For YouTube’s second virtual Beauty Festival, the video streaming platform is determined to go bigger and better than before.
“Last year was sort of like a pilot, what a beauty festival could look like on YouTube,” said Derek Blasberg, YouTube’s head of fashion and beauty and director of public figures. “This year is a much bigger bite.”
YouTube hosted its first virtual Beauty Festival in May 2021. That event was relatively small in scale and content was pre-recorded. Six million people tuned in. While not a paltry number, it’s still millions less than the subscriber counts of some of the platform’s biggest beauty names, like Tati Westbrook (8.6 million) and Jeffree Star (16 million).
Still, it got attention. Blasberg said that now, four years into his YouTube tenure, he has more incoming calls from brands, publications and potential collaborators than outgoing ones. The list of names includes Hailey Bieber, whose Rhode Beauty brand launches today. She reached out to Blasberg last year about participating in the next iteration of YouTube’s Beauty Festival. That interest, he said, served as a reaffirmation of the format’s potential for building buzz, as well as the fashion and beauty industry’s desire to engage with the site.

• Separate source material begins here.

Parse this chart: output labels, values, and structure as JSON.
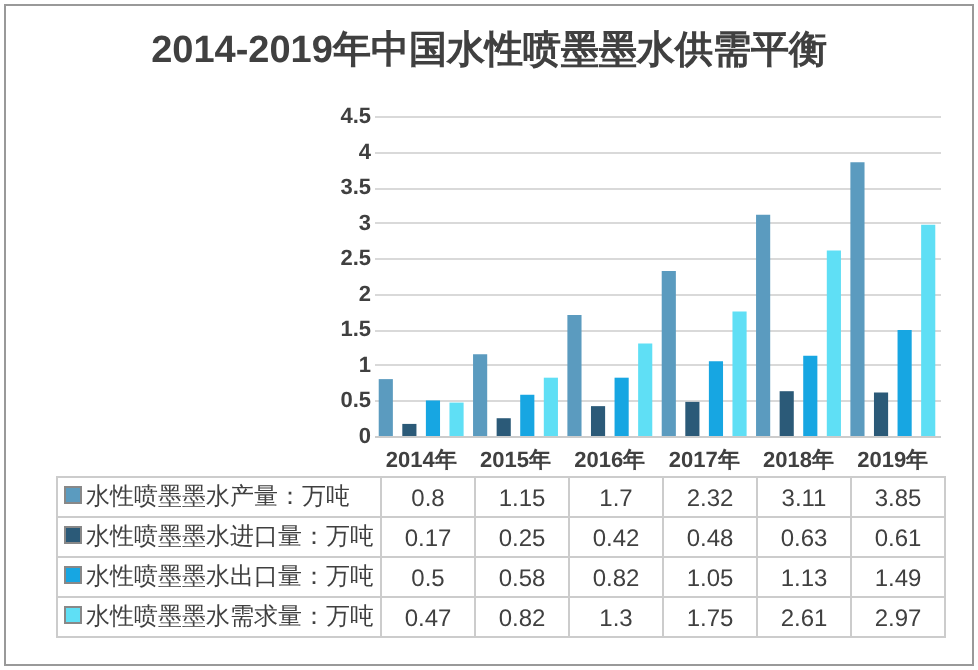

On Thursday, June 16, YouTube will debut the next instalment of the festival. The two-hour-long event will feature a blend of YouTube natives, celebrities and industry mainstays, including Bieber, models Winnie Harlow and Ashley Graham, Gwen Stefani and Ouai founder and hair stylist Jen Atkin. This year’s event will also be live-streamed from Los Angeles, and feature on-the-ground activations for YouTube’s in-person audience of around 200 invited influencers and creators, such as booths from brands like Fenty Beauty, Dyson and Black Girl Sunscreen. It will be produced in partnership with Joe Sabia, the former senior vice president of development at Condé Nast, who spearheaded viral YouTube hits like Vogue’s “73 Questions” video series.

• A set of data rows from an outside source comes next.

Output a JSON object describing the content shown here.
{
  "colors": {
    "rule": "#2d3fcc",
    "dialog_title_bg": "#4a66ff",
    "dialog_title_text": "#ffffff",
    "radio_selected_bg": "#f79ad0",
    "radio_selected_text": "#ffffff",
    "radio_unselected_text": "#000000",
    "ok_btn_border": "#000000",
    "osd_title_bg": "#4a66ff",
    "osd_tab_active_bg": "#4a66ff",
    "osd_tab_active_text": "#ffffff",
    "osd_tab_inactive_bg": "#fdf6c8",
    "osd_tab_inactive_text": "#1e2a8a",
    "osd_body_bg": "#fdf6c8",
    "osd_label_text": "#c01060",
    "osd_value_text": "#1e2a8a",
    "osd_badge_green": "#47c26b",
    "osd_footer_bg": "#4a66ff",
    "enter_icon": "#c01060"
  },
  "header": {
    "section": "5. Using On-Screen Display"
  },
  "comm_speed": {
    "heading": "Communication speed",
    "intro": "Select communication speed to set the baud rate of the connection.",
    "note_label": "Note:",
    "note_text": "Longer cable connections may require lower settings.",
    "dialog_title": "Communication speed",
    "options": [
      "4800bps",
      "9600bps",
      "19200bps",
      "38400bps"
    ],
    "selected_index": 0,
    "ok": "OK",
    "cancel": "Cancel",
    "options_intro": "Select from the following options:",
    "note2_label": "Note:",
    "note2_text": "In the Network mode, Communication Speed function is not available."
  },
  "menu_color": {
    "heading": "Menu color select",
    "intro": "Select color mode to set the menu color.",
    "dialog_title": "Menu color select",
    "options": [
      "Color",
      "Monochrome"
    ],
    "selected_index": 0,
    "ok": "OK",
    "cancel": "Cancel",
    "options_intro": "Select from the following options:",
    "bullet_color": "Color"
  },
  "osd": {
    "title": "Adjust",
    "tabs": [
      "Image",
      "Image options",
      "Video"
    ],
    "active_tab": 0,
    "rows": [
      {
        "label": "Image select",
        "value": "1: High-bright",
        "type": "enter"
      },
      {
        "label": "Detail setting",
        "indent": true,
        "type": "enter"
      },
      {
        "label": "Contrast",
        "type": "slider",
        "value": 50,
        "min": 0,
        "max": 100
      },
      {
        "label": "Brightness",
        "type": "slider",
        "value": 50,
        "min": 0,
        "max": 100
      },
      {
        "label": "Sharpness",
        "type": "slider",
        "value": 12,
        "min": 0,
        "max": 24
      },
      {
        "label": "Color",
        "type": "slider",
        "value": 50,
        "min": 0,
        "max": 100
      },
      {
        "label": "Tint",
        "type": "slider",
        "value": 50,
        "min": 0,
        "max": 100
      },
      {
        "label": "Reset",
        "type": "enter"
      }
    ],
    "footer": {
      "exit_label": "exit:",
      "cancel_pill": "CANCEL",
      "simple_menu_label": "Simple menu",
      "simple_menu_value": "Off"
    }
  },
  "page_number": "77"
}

Following the launch of YouTube Shopping features last fall, which allow viewers to buy products directly on specific creators’ live streams, Beauty Festival viewers will also be able to shop tagged products from brands such as Olaplex and Lancôme while they watch. A few brands, including Glossier, Olaplex and Tracee Ellis Ross’ hair care line Pattern Beauty, will debut new products during the festival.
The main goal of the event is to “remind people that YouTube is the OG platform for beauty,” said Blasberg, highlighting a number of YouTube creators, including Safiya Nygaard, Allyiahsface, PatrickStarrr and SSSniperwolf — who collectively have almost 50 million subscribers. The festival’s content, he added, will act as a model of sorts for the type of content that works best on the site. Viewers can expect similar tutorials, surprise fan makeovers, challenges and goofy product and device trials that dominated the first festival — but with higher production value.

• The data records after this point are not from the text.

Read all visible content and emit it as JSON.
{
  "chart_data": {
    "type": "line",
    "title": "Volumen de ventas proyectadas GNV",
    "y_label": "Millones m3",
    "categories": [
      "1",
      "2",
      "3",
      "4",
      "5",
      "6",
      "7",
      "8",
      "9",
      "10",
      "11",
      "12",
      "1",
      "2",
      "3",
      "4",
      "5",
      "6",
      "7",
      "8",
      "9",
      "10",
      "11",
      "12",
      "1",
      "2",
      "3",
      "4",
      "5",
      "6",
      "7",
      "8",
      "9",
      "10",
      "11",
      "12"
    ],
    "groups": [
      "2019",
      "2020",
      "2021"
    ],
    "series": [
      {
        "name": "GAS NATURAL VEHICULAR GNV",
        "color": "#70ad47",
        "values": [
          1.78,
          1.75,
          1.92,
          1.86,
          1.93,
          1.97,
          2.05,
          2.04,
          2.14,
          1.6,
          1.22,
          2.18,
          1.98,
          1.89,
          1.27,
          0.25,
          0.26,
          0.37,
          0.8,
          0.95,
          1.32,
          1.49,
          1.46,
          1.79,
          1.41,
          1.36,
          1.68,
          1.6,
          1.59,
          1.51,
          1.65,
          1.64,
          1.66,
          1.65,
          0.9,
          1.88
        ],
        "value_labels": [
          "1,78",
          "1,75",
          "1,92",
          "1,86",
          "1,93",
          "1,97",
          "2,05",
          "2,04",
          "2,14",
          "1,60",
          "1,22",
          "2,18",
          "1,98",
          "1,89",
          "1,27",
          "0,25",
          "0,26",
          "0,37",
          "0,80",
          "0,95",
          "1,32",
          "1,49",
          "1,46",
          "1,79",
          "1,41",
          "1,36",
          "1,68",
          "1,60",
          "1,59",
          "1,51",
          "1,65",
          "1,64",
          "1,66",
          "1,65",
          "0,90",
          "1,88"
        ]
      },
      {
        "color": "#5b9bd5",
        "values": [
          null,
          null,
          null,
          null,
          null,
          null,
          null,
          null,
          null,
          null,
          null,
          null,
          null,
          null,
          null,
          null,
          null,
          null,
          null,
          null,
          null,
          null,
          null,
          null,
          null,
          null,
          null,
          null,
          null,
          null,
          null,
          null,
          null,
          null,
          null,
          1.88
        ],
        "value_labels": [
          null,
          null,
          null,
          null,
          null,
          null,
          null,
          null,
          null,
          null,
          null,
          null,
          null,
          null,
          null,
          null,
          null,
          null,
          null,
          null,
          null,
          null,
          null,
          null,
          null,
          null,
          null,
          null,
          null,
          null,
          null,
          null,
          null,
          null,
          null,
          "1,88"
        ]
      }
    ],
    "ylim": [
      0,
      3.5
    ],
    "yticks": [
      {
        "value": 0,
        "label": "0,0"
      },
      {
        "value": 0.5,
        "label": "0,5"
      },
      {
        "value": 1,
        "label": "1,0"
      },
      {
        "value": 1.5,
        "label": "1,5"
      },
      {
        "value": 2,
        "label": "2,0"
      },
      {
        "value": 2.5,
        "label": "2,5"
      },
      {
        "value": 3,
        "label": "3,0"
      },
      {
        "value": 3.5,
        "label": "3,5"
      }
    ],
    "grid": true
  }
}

The summit comes at a time of increased competition for the Alphabet-owned video platform. Short-form video apps like TikTok have threatened YouTube’s long-standing reputation as the go-to platform for beauty creators, bringing new competition for viewers (particularly younger ones), advertising dollars and talent. Many creators who got their start posting beauty videos on YouTube have been experimenting with other platforms, with their followers and brands (and their ad dollars) following them there. Meanwhile, many in the younger generation of creators are heading straight to TikTok in search of viral success.
“[YouTube] is a little bit of your father’s place to find videos,” said Allen Adamson, co-founder of marketing agency Metaforce. “Young people aren’t hanging out on YouTube all day, they’re on TikTok … which they use as a constant check-in.”
Blasberg argued competition among social media platforms is overplayed and that YouTube has unique advantages, like a longer lifespan for its content — spikes in viewership can occur months after a fashion show, for example, takes place. Additionally, given the nature of the platform’s content, people likely spend more time watching an individual YouTube video than a TikTok video, which can be a maximum of 10 minutes and often only a few seconds. YouTube said its average watch time has extended over the last few years, something the company interprets as a signal that people are coming there for “the full show,” said Blasberg.
YouTube is already a hub for beauty advice, and the platform views the festival as a step toward a future to it becoming an all-in-one entertainment and shopping venue, said Blasberg. Next up, YouTube plans to roll out its recently-launched shopping tools to more creators and brands throughout the year.
“The worlds of pop culture, traditional entertainment and the fashion industry are converging in the YouTube ecosystem with things like Beauty Fest,” said Blasberg.